Clinton chided Pakistani officials in Zardari meeting: NYT
WASHINGTON: The New York Times in a report claimed that US Secretary of State Hillary Rodham Clinton bluntly chided Pakistani authorities when she met with President Asif Ali Zardari on the sidelines of the recently-held Nato summit in Chicago, DawnNews reported.
The meeting discussed politics, more specifically the difficulties Zardari faces in unifying the countries political blocs, the report stated.
According to the US-based newspaper, Clinton was “nothing but blunt” and while reflecting the mounting frustrations on Obama’s administration she said that the only way countries defeated insurgencies like the ones threatening Pakistan and Afghanistan was “by forging national unity and exercising political will”.
“It’s going to take leadership,” she told President Zardari, according to officials from both countries familiar with the hour-long meeting at McCormick Place last Sunday. “It’s going to take leadership from you and others.”
President Zardari complained about the difficulties of unifying Pakistan’s fractious political parties and noted it was an election year in both countries.
“We don’t have the resources or control over these groups,” Zardari told Clinton, referring to militants based in Pakistan’s tribal areas.

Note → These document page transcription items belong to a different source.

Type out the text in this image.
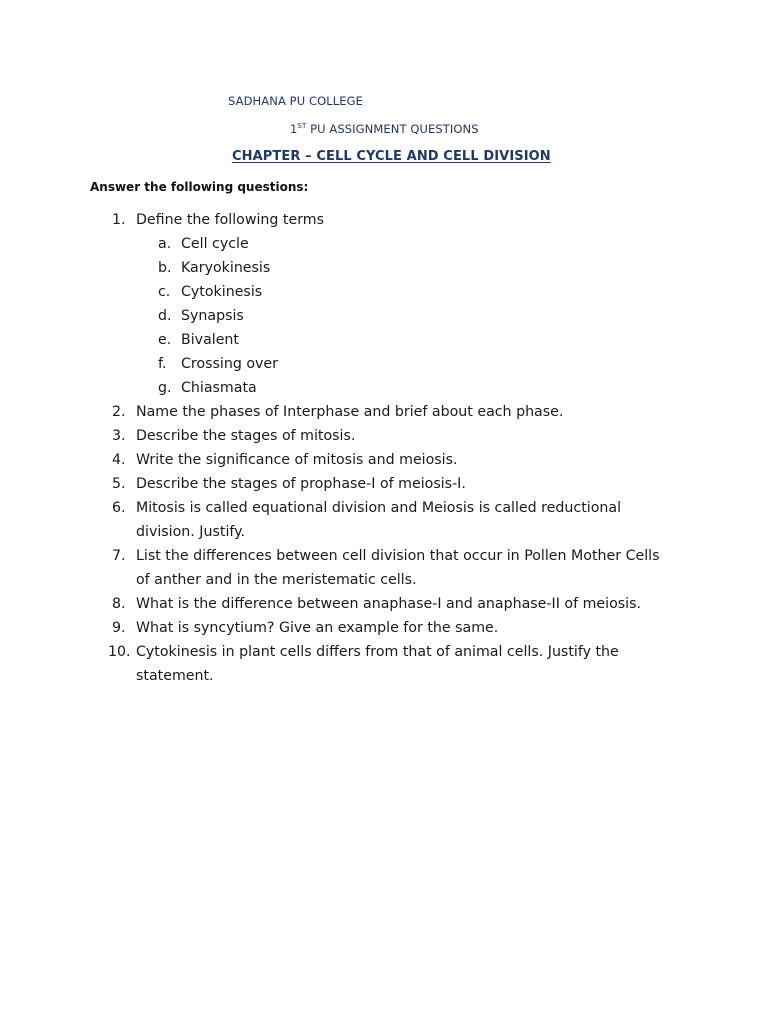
SADHANA PU COLLEGE
1ST PU ASSIGNMENT QUESTIONS
CHAPTER – CELL CYCLE AND CELL DIVISION
Answer the following questions:
1. Define the following terms
a. Cell cycle
b. Karyokinesis
c. Cytokinesis
d. Synapsis
e. Bivalent
f. Crossing over
g. Chiasmata
2. Name the phases of Interphase and brief about each phase.
3. Describe the stages of mitosis.
4. Write the significance of mitosis and meiosis.
5. Describe the stages of prophase-I of meiosis-I.
6. Mitosis is called equational division and Meiosis is called reductional
division. Justify.
7. List the differences between cell division that occur in Pollen Mother Cells
of anther and in the meristematic cells.
8. What is the difference between anaphase-I and anaphase-II of meiosis.
9. What is syncytium? Give an example for the same.
10. Cytokinesis in plant cells differs from that of animal cells. Justify the
statement.
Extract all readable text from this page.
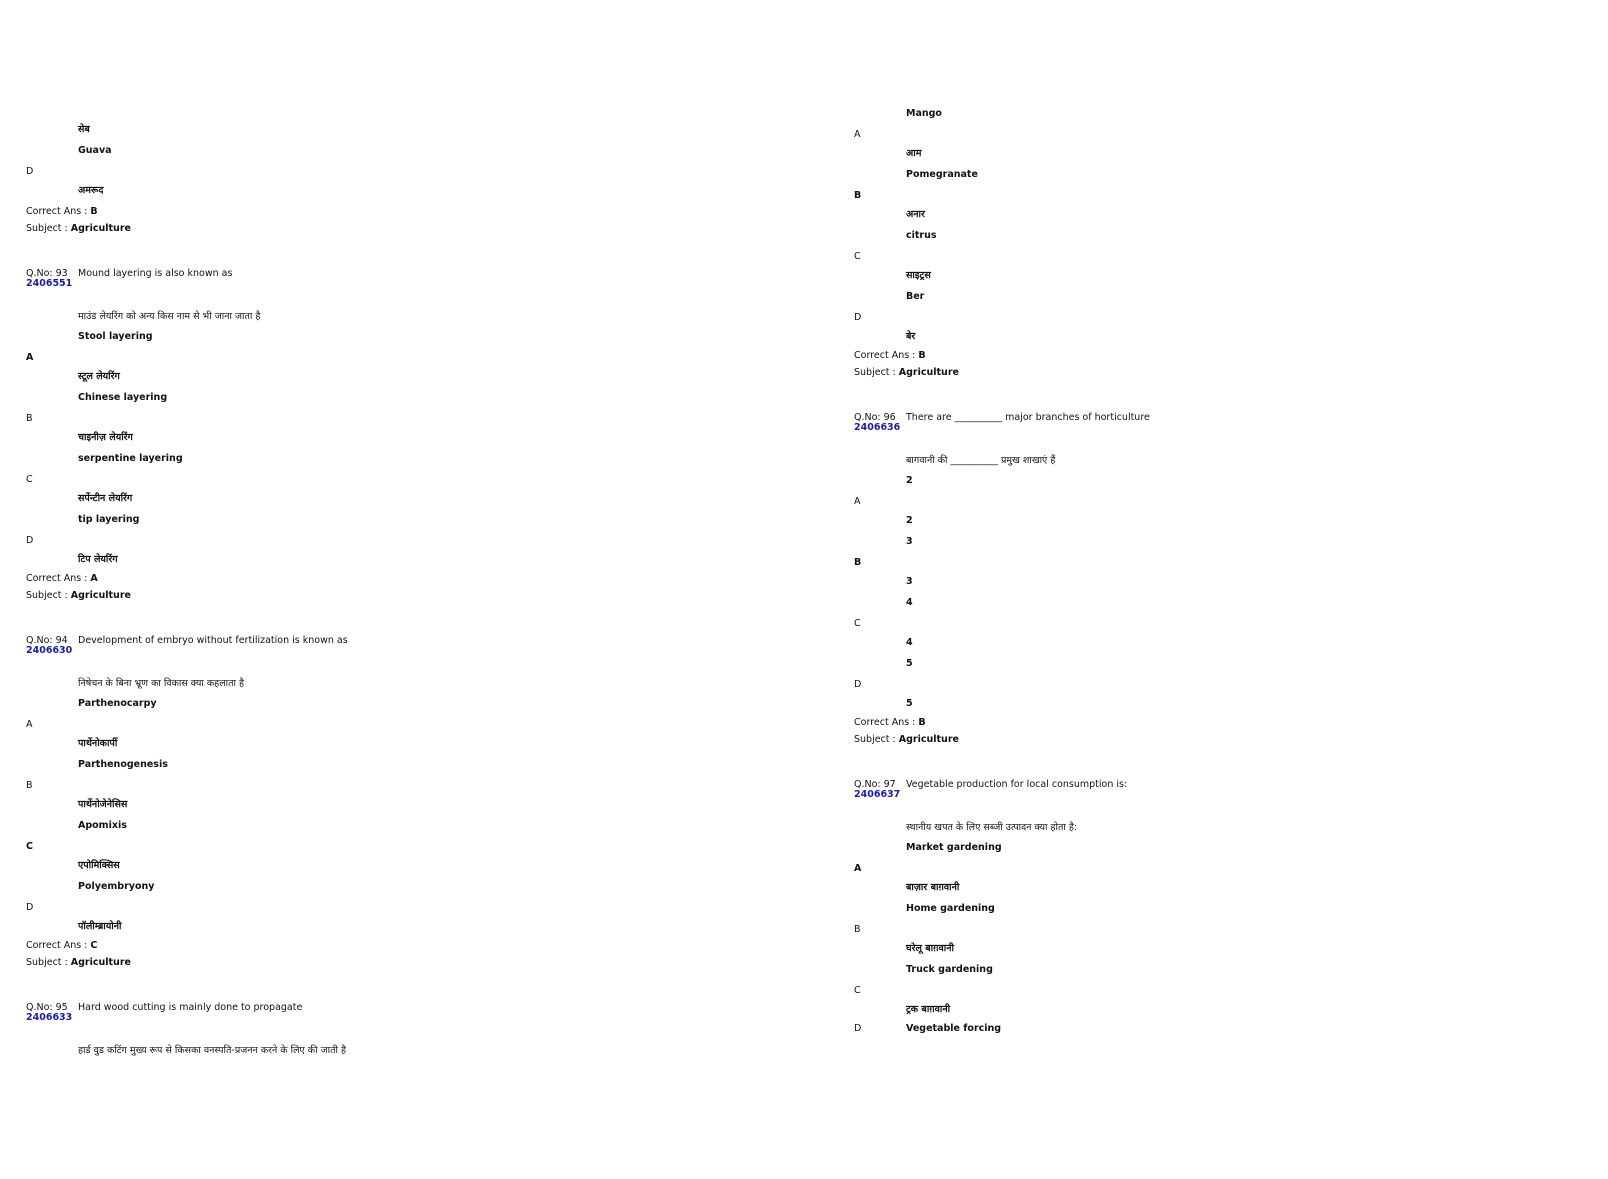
सेब
Guava
D
अमरूद
Correct Ans : B
Subject : Agriculture
Q.No: 93 Mound layering is also known as
2406551
माउंड लेयरिंग को अन्य किस नाम से भी जाना जाता है
Stool layering
A
स्टूल लेयरिंग
Chinese layering
B
चाइनीज़ लेयरिंग
serpentine layering
C
सर्पेन्टीन लेयरिंग
tip layering
D
टिप लेयरिंग
Correct Ans : A
Subject : Agriculture
Q.No: 94 Development of embryo without fertilization is known as
2406630
निषेचन के बिना भ्रूण का विकास क्या कहलाता है
Parthenocarpy
A
पार्थेनोकार्पी
Parthenogenesis
B
पार्थेनोजेनेसिस
Apomixis
C
एपोमिक्सिस
Polyembryony
D
पॉलीम्ब्रायोनी
Correct Ans : C
Subject : Agriculture
Q.No: 95 Hard wood cutting is mainly done to propagate
2406633
हार्ड वुड कटिंग मुख्य रूप से किसका वनस्पति-प्रजनन करने के लिए की जाती है
Mango
A
आम
Pomegranate
B
अनार
citrus
C
साइट्रस
Ber
D
बेर
Correct Ans : B
Subject : Agriculture
Q.No: 96 There are __________ major branches of horticulture
2406636
बागवानी की __________ प्रमुख शाखाएं हैं
2
A
2
3
B
3
4
C
4
5
D
5
Correct Ans : B
Subject : Agriculture
Q.No: 97 Vegetable production for local consumption is:
2406637
स्थानीय खपत के लिए सब्जी उत्पादन क्या होता है:
Market gardening
A
बाज़ार बाग़वानी
Home gardening
B
घरेलू बाग़वानी
Truck gardening
C
ट्रक बाग़वानी
D	Vegetable forcing
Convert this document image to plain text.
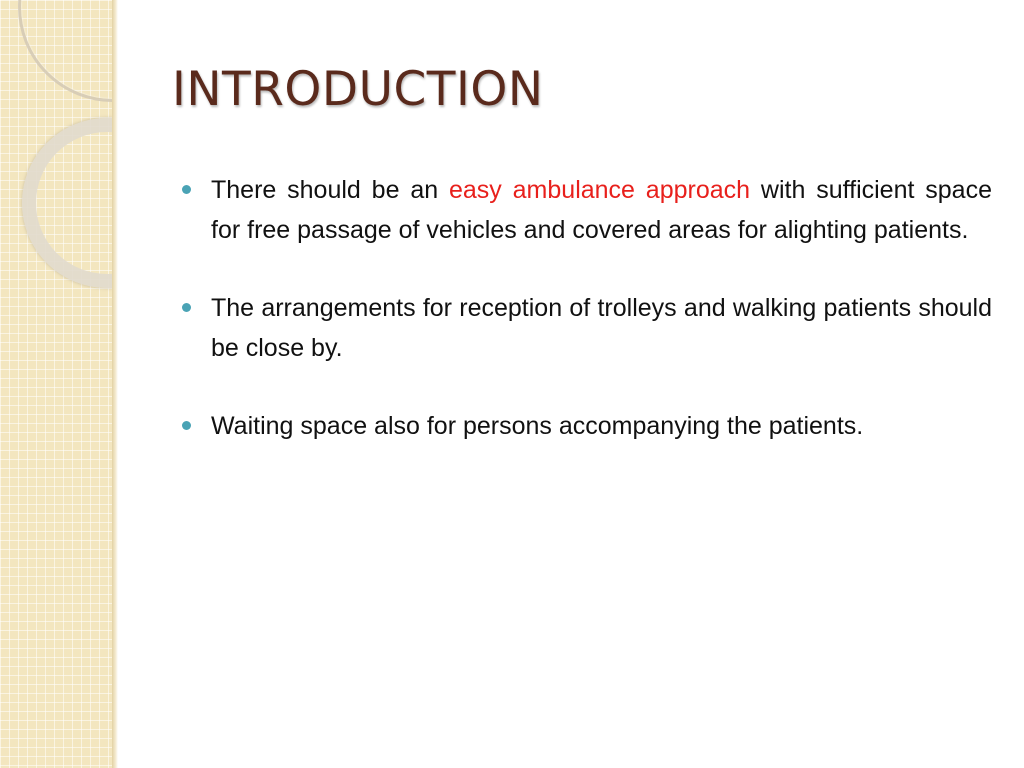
INTRODUCTION

There should be an easy ambulance approach with sufficient space for free passage of vehicles and covered areas for alighting patients.

The arrangements for reception of trolleys and walking patients should be close by.

Waiting space also for persons accompanying the patients.
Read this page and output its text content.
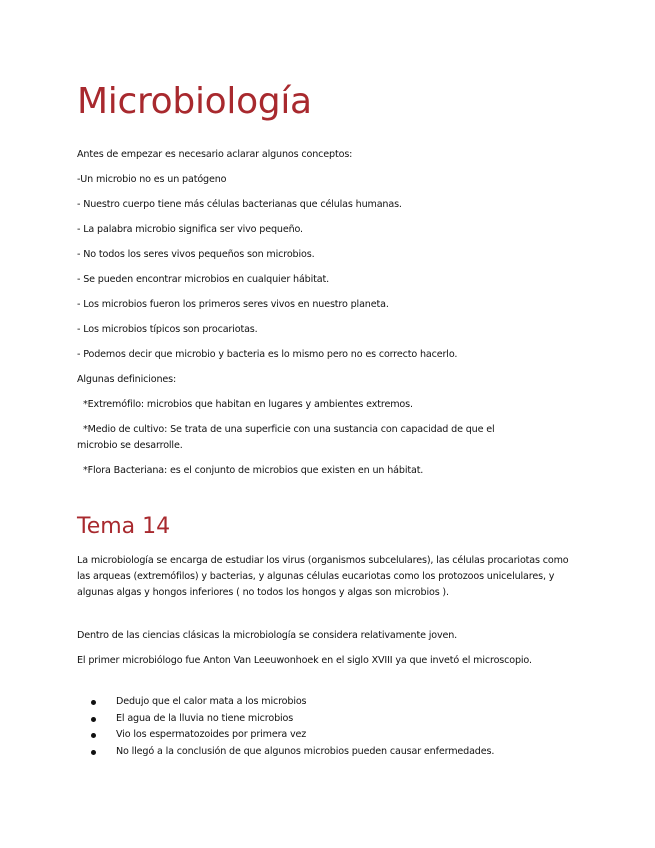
Microbiología

Antes de empezar es necesario aclarar algunos conceptos:

-Un microbio no es un patógeno

- Nuestro cuerpo tiene más células bacterianas que células humanas.

- La palabra microbio significa ser vivo pequeño.

- No todos los seres vivos pequeños son microbios.

- Se pueden encontrar microbios en cualquier hábitat.

- Los microbios fueron los primeros seres vivos en nuestro planeta.

- Los microbios típicos son procariotas.

- Podemos decir que microbio y bacteria es lo mismo pero no es correcto hacerlo.

Algunas definiciones:

*Extremófilo: microbios que habitan en lugares y ambientes extremos.

*Medio de cultivo: Se trata de una superficie con una sustancia con capacidad de que el

microbio se desarrolle.

*Flora Bacteriana: es el conjunto de microbios que existen en un hábitat.

Tema 14

La microbiología se encarga de estudiar los virus (organismos subcelulares), las células procariotas como las arqueas (extremófilos) y bacterias, y algunas células eucariotas como los protozoos unicelulares, y algunas algas y hongos inferiores ( no todos los hongos y algas son microbios ).

Dentro de las ciencias clásicas la microbiología se considera relativamente joven.

El primer microbiólogo fue Anton Van Leeuwonhoek en el siglo XVIII ya que invetó el microscopio.

Dedujo que el calor mata a los microbios
El agua de la lluvia no tiene microbios
Vio los espermatozoides por primera vez
No llegó a la conclusión de que algunos microbios pueden causar enfermedades.
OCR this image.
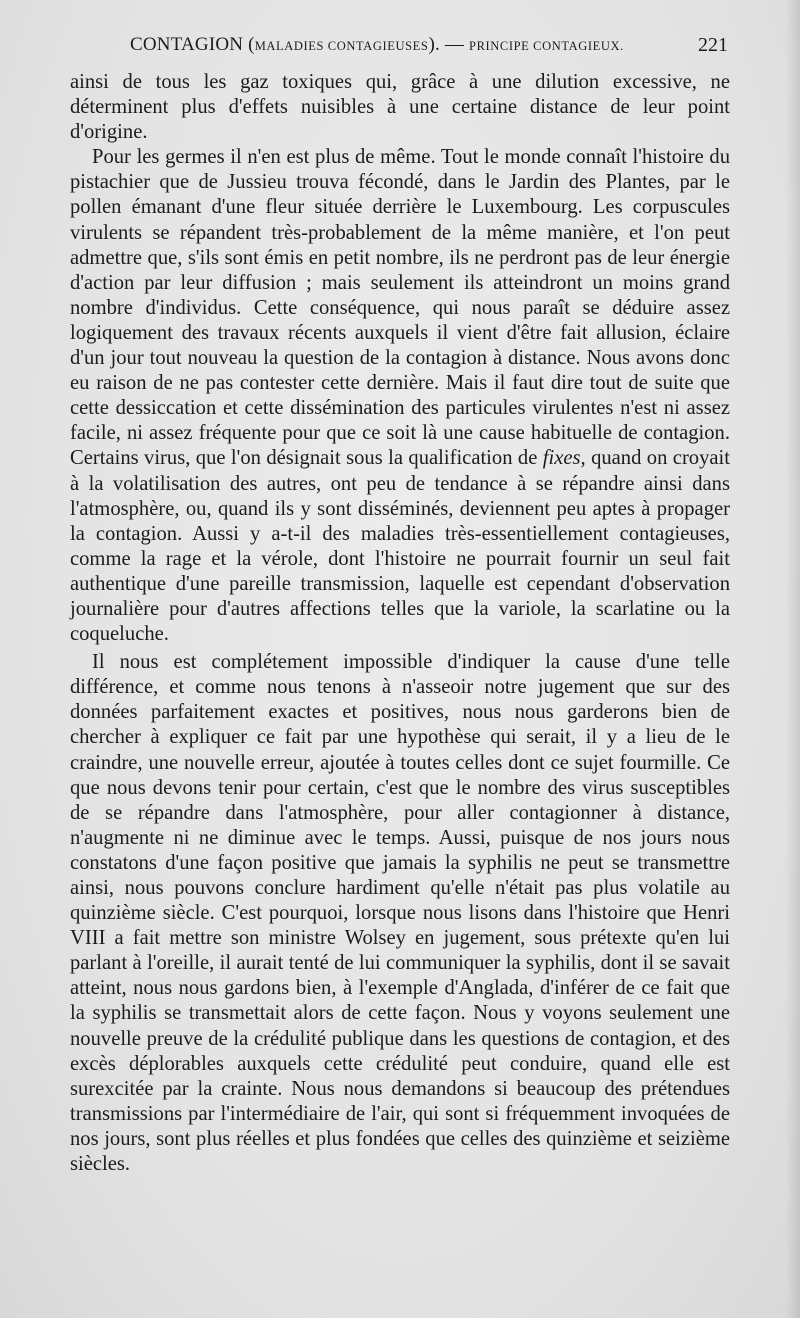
CONTAGION (MALADIES CONTAGIEUSES). — PRINCIPE CONTAGIEUX.	221

ainsi de tous les gaz toxiques qui, grâce à une dilution excessive, ne déterminent plus d'effets nuisibles à une certaine distance de leur point d'origine.

Pour les germes il n'en est plus de même. Tout le monde connaît l'histoire du pistachier que de Jussieu trouva fécondé, dans le Jardin des Plantes, par le pollen émanant d'une fleur située derrière le Luxembourg. Les corpuscules virulents se répandent très-probablement de la même manière, et l'on peut admettre que, s'ils sont émis en petit nombre, ils ne perdront pas de leur énergie d'action par leur diffusion ; mais seulement ils atteindront un moins grand nombre d'individus. Cette conséquence, qui nous paraît se déduire assez logiquement des travaux récents auxquels il vient d'être fait allusion, éclaire d'un jour tout nouveau la question de la contagion à distance. Nous avons donc eu raison de ne pas contester cette dernière. Mais il faut dire tout de suite que cette dessiccation et cette dissémination des particules virulentes n'est ni assez facile, ni assez fréquente pour que ce soit là une cause habituelle de contagion. Certains virus, que l'on désignait sous la qualification de fixes, quand on croyait à la volatilisation des autres, ont peu de tendance à se répandre ainsi dans l'atmosphère, ou, quand ils y sont disséminés, deviennent peu aptes à propager la contagion. Aussi y a-t-il des maladies très-essentiellement contagieuses, comme la rage et la vérole, dont l'histoire ne pourrait fournir un seul fait authentique d'une pareille transmission, laquelle est cependant d'observation journalière pour d'autres affections telles que la variole, la scarlatine ou la coqueluche.

Il nous est complétement impossible d'indiquer la cause d'une telle différence, et comme nous tenons à n'asseoir notre jugement que sur des données parfaitement exactes et positives, nous nous garderons bien de chercher à expliquer ce fait par une hypothèse qui serait, il y a lieu de le craindre, une nouvelle erreur, ajoutée à toutes celles dont ce sujet fourmille. Ce que nous devons tenir pour certain, c'est que le nombre des virus susceptibles de se répandre dans l'atmosphère, pour aller contagionner à distance, n'augmente ni ne diminue avec le temps. Aussi, puisque de nos jours nous constatons d'une façon positive que jamais la syphilis ne peut se transmettre ainsi, nous pouvons conclure hardiment qu'elle n'était pas plus volatile au quinzième siècle. C'est pourquoi, lorsque nous lisons dans l'histoire que Henri VIII a fait mettre son ministre Wolsey en jugement, sous prétexte qu'en lui parlant à l'oreille, il aurait tenté de lui communiquer la syphilis, dont il se savait atteint, nous nous gardons bien, à l'exemple d'Anglada, d'inférer de ce fait que la syphilis se transmettait alors de cette façon. Nous y voyons seulement une nouvelle preuve de la crédulité publique dans les questions de contagion, et des excès déplorables auxquels cette crédulité peut conduire, quand elle est surexcitée par la crainte. Nous nous demandons si beaucoup des prétendues transmissions par l'intermédiaire de l'air, qui sont si fréquemment invoquées de nos jours, sont plus réelles et plus fondées que celles des quinzième et seizième siècles.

“We’re backed into a corner because you haven’t apologised,” the president said referring to the Nato attack on a military check post in Pakistan last year which killed 24 Pakistani soldiers.
Relations between the two countries have been tumultuous and were badly frayed by the secret raid that killed al Qaeda leader Osama bin Laden in May last year. Ties further worsened after Pakistan shut the Nato supply route after the November attack on the Salala check post.
Related developments include a stepping up of drone attacks by the US in Pakistani tribal areas. Five drone attacks have taken place in the past week since the end of the Nato conference, ending a brief lull heading into the summit meeting and ignoring demands by Pakistan’s Parliament to end the strikes altogether.
Also on Wednesday, a tribal court in Pakistan convicted Shakeel Afridi, a doctor who helped the CIA in its search for Osama bin Laden, and sentenced him to 33 years in prison for involvement in anti-state activities.
The conviction resulted in a new cut of $33 million by the US Senate in American military assistance to Pakistan, $1 million for each year of the sentence.